Dr. Lise Meitner (1878-1968)

Dr. Lise Meitner was overlooked for the Nobel Prize in Chemistry in 1945, although she collaborated with Otto Hahn (who did win) in the discovery of nuclear fission and gave the first explanation of fission process. She was celebrated after World War II as "the mother of the atomic bomb," but actually had nothing to do with it. Her true scientific contribution became obscure as time went on, and unfortunately she is not the first woman to have been overlooked for her achievements.

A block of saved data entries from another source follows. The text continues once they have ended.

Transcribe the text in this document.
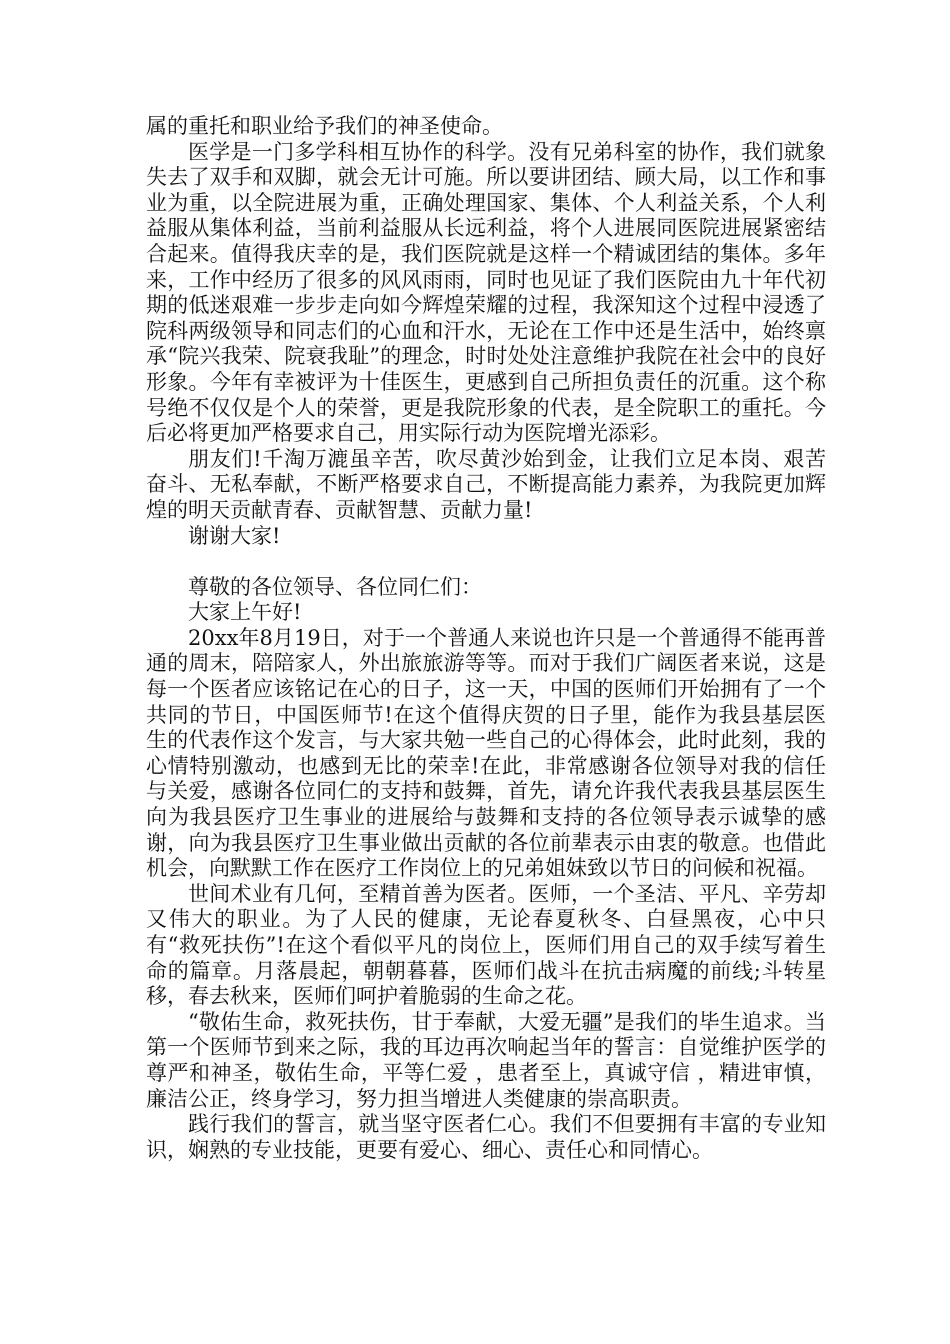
属的重托和职业给予我们的神圣使命。

医学是一门多学科相互协作的科学。没有兄弟科室的协作，我们就象失去了双手和双脚，就会无计可施。所以要讲团结、顾大局，以工作和事业为重，以全院进展为重，正确处理国家、集体、个人利益关系，个人利益服从集体利益，当前利益服从长远利益，将个人进展同医院进展紧密结合起来。值得我庆幸的是，我们医院就是这样一个精诚团结的集体。多年来，工作中经历了很多的风风雨雨，同时也见证了我们医院由九十年代初期的低迷艰难一步步走向如今辉煌荣耀的过程，我深知这个过程中浸透了院科两级领导和同志们的心血和汗水，无论在工作中还是生活中，始终禀承“院兴我荣、院衰我耻”的理念，时时处处注意维护我院在社会中的良好形象。今年有幸被评为十佳医生，更感到自己所担负责任的沉重。这个称号绝不仅仅是个人的荣誉，更是我院形象的代表，是全院职工的重托。今后必将更加严格要求自己，用实际行动为医院增光添彩。

朋友们!千淘万漉虽辛苦，吹尽黄沙始到金，让我们立足本岗、艰苦奋斗、无私奉献，不断严格要求自己，不断提高能力素养，为我院更加辉煌的明天贡献青春、贡献智慧、贡献力量!

谢谢大家!

尊敬的各位领导、各位同仁们：

大家上午好!

20xx年8月19日，对于一个普通人来说也许只是一个普通得不能再普通的周末，陪陪家人，外出旅旅游等等。而对于我们广阔医者来说，这是每一个医者应该铭记在心的日子，这一天，中国的医师们开始拥有了一个共同的节日，中国医师节!在这个值得庆贺的日子里，能作为我县基层医生的代表作这个发言，与大家共勉一些自己的心得体会，此时此刻，我的心情特别激动，也感到无比的荣幸!在此，非常感谢各位领导对我的信任与关爱，感谢各位同仁的支持和鼓舞，首先，请允许我代表我县基层医生向为我县医疗卫生事业的进展给与鼓舞和支持的各位领导表示诚挚的感谢，向为我县医疗卫生事业做出贡献的各位前辈表示由衷的敬意。也借此机会，向默默工作在医疗工作岗位上的兄弟姐妹致以节日的问候和祝福。

世间术业有几何，至精首善为医者。医师，一个圣洁、平凡、辛劳却又伟大的职业。为了人民的健康，无论春夏秋冬、白昼黑夜，心中只有“救死扶伤”!在这个看似平凡的岗位上，医师们用自己的双手续写着生命的篇章。月落晨起，朝朝暮暮，医师们战斗在抗击病魔的前线;斗转星移，春去秋来，医师们呵护着脆弱的生命之花。

“敬佑生命，救死扶伤，甘于奉献，大爱无疆”是我们的毕生追求。当第一个医师节到来之际，我的耳边再次响起当年的誓言：自觉维护医学的尊严和神圣，敬佑生命，平等仁爱 ，患者至上，真诚守信 ，精进审慎，廉洁公正，终身学习，努力担当增进人类健康的崇高职责。

践行我们的誓言，就当坚守医者仁心。我们不但要拥有丰富的专业知识，娴熟的专业技能，更要有爱心、细心、责任心和同情心。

Dr. Meitner was the second woman to receive a PhD in Physics from the University of Vienna. She joined Max Planck, the father of quantum theory, in Berlin in 1907 for post-doctoral study and research, but was not permitted to access the laboratories of the Berlin Institute for Chemistry where she worked as an unpaid research scientist. The patriarchal attitudes of the time prohibited women's entry "lest their hair catch fire!" While working with Planck, Dr. Meitner rubbed elbows with names such as Albert Einstein and Paul Ehrenfest (an Austrian and Dutch theoretical physicist who made major contributions to the field of statistical mechanics and its relations with quantum mechanics). Her discovery of nuclear fission came just after her dramatic escape from Nazi Germany - and her lab partner, Otto Hahn, was able to remain in Berlin throughout the Third Reich.

In 1945, after beginning a new life in Sweden, Dr. Meitner visited the United States and finally got some recognition for her accomplishments. Eleanor Roosevelt stated in an NBC Radio interview with Lise Meitner, "we are proud of your contributions as a woman in science." She was awarded numerous honourary degrees by universities in the United States and in Europe, as well as the Enrico Fermi Prize, Atomic Energy Commission (U.S.) with Hahn and Strassmann in 1966. She spent most of her 70s and 80s traveling, encouraging woman students to "remember that science can bring both joy and satisfaction to your life."

Dr. Rosalind Franklin (1920-1958)

On July 25, 1920, Dr. Rosalind Franklin was born into an affluent and influential Jewish family in Notting Hill, London, England. She knew from age 15 that she wanted to be a scientist, and in primary and secondary school, she excelled in science. She studied chemistry at Newnham College, Cambridge, and was awarded Second Class Honours in her finals, which at that time was accepted as a bachelor's degree in qualifications for employment. She worked as an assistant research officer at the British Coal Utilisation Research Assocation, where she studied the porosity of coal - work that was the basis of her 1945 PhD. thesis "The physical chemistry of solid organic colloids with special reference to coal."

She was appointed to the Laboratoire Central des Services Chimiques de l'Etat in Paris in 1946 and was taught X-ray diffraction by Jacques Mering. This played an important role in her research that led to the discovery of "the secret of life" - the structure of DNA. In 1951, she was offered a 3-year research scholarship at King's College in London, where she set up the X-ray crystallography unit. She was able to get two sets of high-resolution photos of crystallized DNA fibers - "Photograph 51" was a nickname given to one of the famous X-ray diffraction images, evidence that was crucial to identifying the structure of DNA. She presented her unpublished data at a lecture at King's College. Without Dr. Franklin's permission, King's College physicist Dr. Maurice Wilkins showed biologist Dr. James Watson and his associate Dr. Francis Crick the X-Ray data that Dr. Franklin had obtained, which began a rocky research relationship between Drs. Watson, Wilkins, Crick, and Franklin. It was Drs. Watson, Crick, and Wilkins, however, who received the Nobel Prize in Physiology or Medicine in 1962 for their famous DNA model - using Dr. Franklin's photograph and their own data. Dr. Franklin had already passed away in 1958 from cancer, and the Nobel committe does not give posthumous prizes.